You have 7L feet of fence to make a rectangular vegetable garden alongside the wall of your house, where L is a positive constant. The wall of the house bounds one side of the vegetable garden. What is the largest possible area for the vegetable garden?
Let the side parallel to the house-wall by y
let the other two sides of the rectangle be x
so y + 2x = 2L
y = 2L - 2x
area = xy = x(2L - 2x) = -2x^2 + 2Lx
the maximum area occurs at the vertex of this downward parabola
the x of the vertex is -b/(2a) = -2L/-4 = L/2
so that max is -2(L/2)^2 + 2L(L/2) = .....
i
Who knew vegetables could be so demanding? Well, my green-thumbed friend, when it comes to maximizing the area of your rectangular vegetable garden, let's put on our thinking caps. Since you have 7L feet of fence, we know that the sum of all the sides of the rectangle should be equal to 7L.
Now, since one side is already taken care of by the wall of the house, we only need to figure out how to maximize the area with the remaining fence. Let's call the length of the rectangular garden L1 and the width L2.
The perimeter formula for a rectangle is 2L1 + 2L2, and we know that 2L1 + L2 = 7L. Solving for L2, we get L2 = 7L - 2L1.
Now, to maximize the area, we want to make L1 and L2 as close in value as possible while still satisfying the perimeter equation. In this case, that means making L1 and L2 the same.
So, with our newfound knowledge, we can set L1 = L2 and substitute it back into the equation: 2L1 + L1 = 7L. Simplifying, we get 3L1 = 7L, or L1 = 7L / 3.
Since the area of a rectangle is length times width, the area of the rectangular vegetable garden is L1 * L2 = L1^2. Plugging in L1 = 7L / 3, we get (7L / 3)^2 = 49L^2 / 9.
So, my veggie-loving friend, the largest possible area for your vegetable garden given 7L feet of fence is 49L^2 / 9. I hope your vegetables grow as big and fabulous as this answer! Happy gardening!
To find the largest possible area for the vegetable garden, we can use the formula for the area of a rectangle: A = length × width.
Let's assume the length of the garden is L (since we are given that L is a positive constant) and the width is W.
Since the wall of the house bounds one side of the garden, we have 3 sides to fence: two sides of length W and one side of length L.
Therefore, the total length of fence used is 2W + L.
Given that the total length of fence is 7L, we can set up the equation:
2W + L = 7L
Simplifying the equation, we get:
2W = 6L
W = 3L
Now we can substitute this value of W into the area equation:
A = L × W
A = L × 3L
A = 3L^2
As we want to find the largest possible area, we need to maximize A.
Taking the derivative of A with respect to L and setting it equal to zero, we can find the critical points.
dA/dL = 6L
Setting 6L equal to zero, we get:
6L = 0
L = 0
However, L cannot be zero as it is a positive constant.
Thus, there are no critical points and we can conclude that the maximum area occurs at the bounds of the given range (L being positive).
Therefore, the largest possible area for the vegetable garden is 3L^2, where L is a positive constant.
To find the largest possible area for the vegetable garden, we first need to determine the dimensions of the rectangular garden that will maximize the area.
Let's assume the length of the garden is L and the width is W. Since the wall of the house bounds one side of the garden, we can calculate the total length of all four sides of the garden:
2L + W = 7L (Equation 1)
Simplifying Equation 1, we get:
W = 5L (Equation 2)
We want to maximize the area of the garden, which is given by the formula:
Area = Length x Width = L x W
Substituting Equation 2 into the formula above, we have:
Area = L x (5L) = 5L^2
To maximize the area, we need to find the maximum value of 5L^2.

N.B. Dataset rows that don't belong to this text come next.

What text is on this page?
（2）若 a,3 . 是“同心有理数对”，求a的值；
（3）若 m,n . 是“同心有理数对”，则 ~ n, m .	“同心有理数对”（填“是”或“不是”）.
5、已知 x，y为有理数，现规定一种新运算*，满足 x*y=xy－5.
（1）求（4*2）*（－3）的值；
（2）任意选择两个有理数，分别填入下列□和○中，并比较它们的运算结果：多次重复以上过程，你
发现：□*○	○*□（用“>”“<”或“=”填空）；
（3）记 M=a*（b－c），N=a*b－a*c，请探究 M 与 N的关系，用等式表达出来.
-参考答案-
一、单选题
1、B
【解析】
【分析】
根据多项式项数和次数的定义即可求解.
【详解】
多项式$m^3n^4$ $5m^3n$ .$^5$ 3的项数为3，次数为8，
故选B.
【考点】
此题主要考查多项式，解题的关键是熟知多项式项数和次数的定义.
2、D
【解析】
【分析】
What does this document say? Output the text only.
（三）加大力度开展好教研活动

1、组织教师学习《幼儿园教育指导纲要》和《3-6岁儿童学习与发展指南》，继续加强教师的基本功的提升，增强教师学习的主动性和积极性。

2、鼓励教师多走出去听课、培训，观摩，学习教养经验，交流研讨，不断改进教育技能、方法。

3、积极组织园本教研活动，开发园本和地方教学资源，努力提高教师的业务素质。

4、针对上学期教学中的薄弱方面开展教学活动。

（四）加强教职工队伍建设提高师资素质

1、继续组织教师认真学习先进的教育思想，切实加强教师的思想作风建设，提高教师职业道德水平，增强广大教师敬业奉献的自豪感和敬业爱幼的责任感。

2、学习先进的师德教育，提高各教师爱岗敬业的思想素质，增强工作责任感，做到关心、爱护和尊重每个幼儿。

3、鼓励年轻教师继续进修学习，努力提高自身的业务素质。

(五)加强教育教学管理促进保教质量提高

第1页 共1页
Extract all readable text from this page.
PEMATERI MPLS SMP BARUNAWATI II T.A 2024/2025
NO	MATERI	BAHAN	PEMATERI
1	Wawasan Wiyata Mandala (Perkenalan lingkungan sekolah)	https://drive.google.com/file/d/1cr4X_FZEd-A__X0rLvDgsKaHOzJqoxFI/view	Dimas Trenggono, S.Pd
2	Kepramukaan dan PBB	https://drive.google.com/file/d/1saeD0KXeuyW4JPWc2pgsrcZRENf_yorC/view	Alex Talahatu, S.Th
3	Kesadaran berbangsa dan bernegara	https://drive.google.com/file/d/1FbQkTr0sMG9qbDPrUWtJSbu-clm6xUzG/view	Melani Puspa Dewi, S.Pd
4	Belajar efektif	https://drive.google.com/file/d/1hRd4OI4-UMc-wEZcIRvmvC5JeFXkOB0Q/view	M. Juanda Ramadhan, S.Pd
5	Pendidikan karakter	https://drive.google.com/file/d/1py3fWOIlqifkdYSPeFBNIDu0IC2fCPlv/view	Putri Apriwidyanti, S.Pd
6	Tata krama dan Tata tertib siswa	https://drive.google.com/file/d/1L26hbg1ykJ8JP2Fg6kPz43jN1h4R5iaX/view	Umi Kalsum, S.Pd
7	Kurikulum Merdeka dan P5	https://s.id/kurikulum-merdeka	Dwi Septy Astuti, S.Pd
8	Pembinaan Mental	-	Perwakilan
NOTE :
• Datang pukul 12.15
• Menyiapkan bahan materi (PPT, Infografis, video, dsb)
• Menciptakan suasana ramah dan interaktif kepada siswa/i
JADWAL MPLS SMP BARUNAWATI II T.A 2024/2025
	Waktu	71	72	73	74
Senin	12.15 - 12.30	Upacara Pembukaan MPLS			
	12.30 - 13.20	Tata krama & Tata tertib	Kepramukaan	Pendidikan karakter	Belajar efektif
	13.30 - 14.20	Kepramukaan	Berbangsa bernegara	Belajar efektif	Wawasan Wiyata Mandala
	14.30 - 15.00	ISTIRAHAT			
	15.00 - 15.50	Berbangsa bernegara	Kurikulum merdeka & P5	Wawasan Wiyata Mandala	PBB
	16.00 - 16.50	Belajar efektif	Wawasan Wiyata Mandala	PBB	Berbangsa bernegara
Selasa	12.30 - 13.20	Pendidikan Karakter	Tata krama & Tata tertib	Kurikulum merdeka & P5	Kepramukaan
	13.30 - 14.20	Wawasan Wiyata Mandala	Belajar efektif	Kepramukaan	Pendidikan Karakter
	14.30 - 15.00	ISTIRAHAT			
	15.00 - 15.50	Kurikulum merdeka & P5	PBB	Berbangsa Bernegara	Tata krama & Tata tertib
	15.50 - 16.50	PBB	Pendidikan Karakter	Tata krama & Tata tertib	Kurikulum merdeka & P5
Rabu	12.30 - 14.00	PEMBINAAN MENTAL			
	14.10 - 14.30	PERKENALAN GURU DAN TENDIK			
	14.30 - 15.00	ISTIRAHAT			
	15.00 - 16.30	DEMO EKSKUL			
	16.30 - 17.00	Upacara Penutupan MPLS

To do this, we take the derivative of the area function with respect to L, set it equal to zero, and solve for L:
d/dL (Area) = 10L = 0
Solving for L, we get:
L = 0
However, since L is a positive constant, the only valid solution for L is:
L = 0
Now, let's find the corresponding value of W:
W = 5L
Substituting L = 0, we have:
W = 5(0) = 0
Therefore, the dimensions of the garden are L = 0 and W = 0. However, this implies that the garden has no area, which is not possible.
Upon further analysis, we can see that as L approaches 0, the area of the garden becomes infinitesimally small. However, the moment we start increasing L, the area will increase as well.
Therefore, in order to maximize the area, we need to make L as large as possible while still satisfying the constraint given by the total length of the fence.
Since L is a positive constant, there is no maximum value for L. However, we can make L very close to the maximum possible value, which would result in a very large area for the vegetable garden.
In conclusion, the largest possible area for the vegetable garden is achieved when L is very large, approaching the maximum value allowed by the length of the fence.